Well you are not suposed to be able to do that. I hope you don't get that 10% penalty imposed on you! Who told you you could make the distribution?
You will owe taxes plus a 10% penalty come tax time. I should know, I raided my 401k for exactly the same reason. Be sure that there were enough taxes held out of your distribution. My withdrawl put me in a higher tax bracket which put me in an even bigger burden.
Well, my HR department here said it was possible, plus I've seen it in some articles about 401(k)s generally, plus the form I filled out to get the money said so explicitly, plus they mailed me my check and it is currently in my possession. I suppose they can get me at income tax time, like Brad is saying. But, that hadn't been my understanding heretofore. Plenty of people I mention it to say, 'Whoa you can't do that.' And, I have had trouble finding good information about it in public sources like the internet (which is why I wanted to start this thread). But, the sources that have said I can have more credibility to me than the ones that have said I can't. And, well if you're right and I get slapped with a 10% penalty, that would be just fitting and in keeping with the general theme of "JV is building himself a house; free money for everybody!" I don't even want to think about how much money I've spent in getting nothing in return just because this endeavor has painted a big target on my chest.

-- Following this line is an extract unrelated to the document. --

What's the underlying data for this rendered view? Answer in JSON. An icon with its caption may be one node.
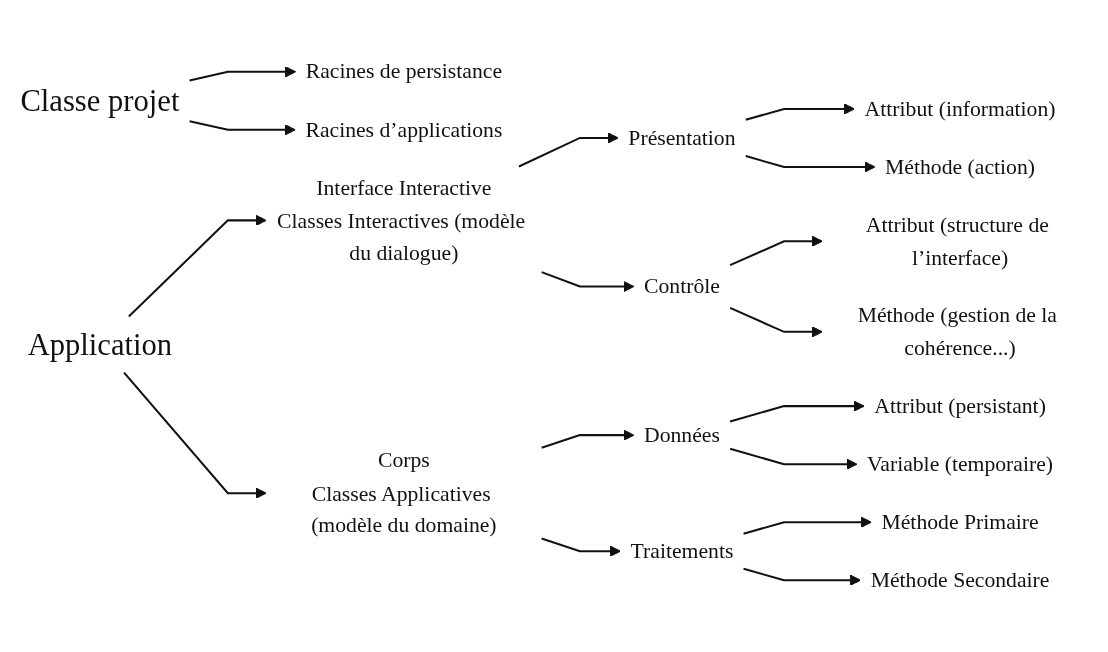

Here is some info from Fidelity. You should have similar info fromt he company that manages your 401K: "There are some plans which allow you to withdraw money for any reason, though they are rare. Generally, most plans require that you use the money only for a financial hardship. We all face hardships of varying degrees every day, but those which qualify for a 401(k) withdrawal are usually very limited. Many employers do not want to set up plans that require them to decide on a case-by-case basis who can withdraw money and who can't. So they use the safe harbor guidelines set forth by the Internal Revenue Service. According to the guidelines, the withdrawal must be due to an immediate and heavy financial need and the withdrawal must be necessary to satisfy that need. That really means that you would have had to have used all other options (including borrowing from your 401(k) plan account) before you get to this stage. Safe harbor hardship withdrawals are limited to: Certain medical expenses for you, your spouse or your dependents Purchase of a primary residence (excluding mortgage payment) Payments of certain post-secondary education expenses for the next year for you, your spouse or your dependents To prevent eviction from or foreclosure on your primary home Please be advised that if you take a hardship withdrawal from the plan following "safe harbor" rules, you may be suspended from making contributions to the plan for a minimum of six months. As a result of the Economic Growth and Tax Relief Reconciliation Act of 2001, hardship withdrawals are not eligible to be rolled over, and are not subject to a federal income tax withholding. You may still owe income taxes and a possible 10% early withdrawal penalty if you are under 59 1/2 when you file your annual income tax return. State and local taxes may also apply. Please note: You should consult your financial/tax adviser with specific questions about your personal situation if you are considering a withdrawal from your plan account."
I think what all of this is saying, I know what I meant to be saying, is that it will be subject to the penalty of 10% in addition to regular income tax. So basically if you take out $10,000 it will really only be like $6,000 after tax & penalty. So you are correct in that you can physically take the money out, it will just be subject to the 10% penalty. However if you were taking the distribution out of an IRA & it were for a qualified first time home purchase then up to $10,000 would not be qubject to the 10% penalty.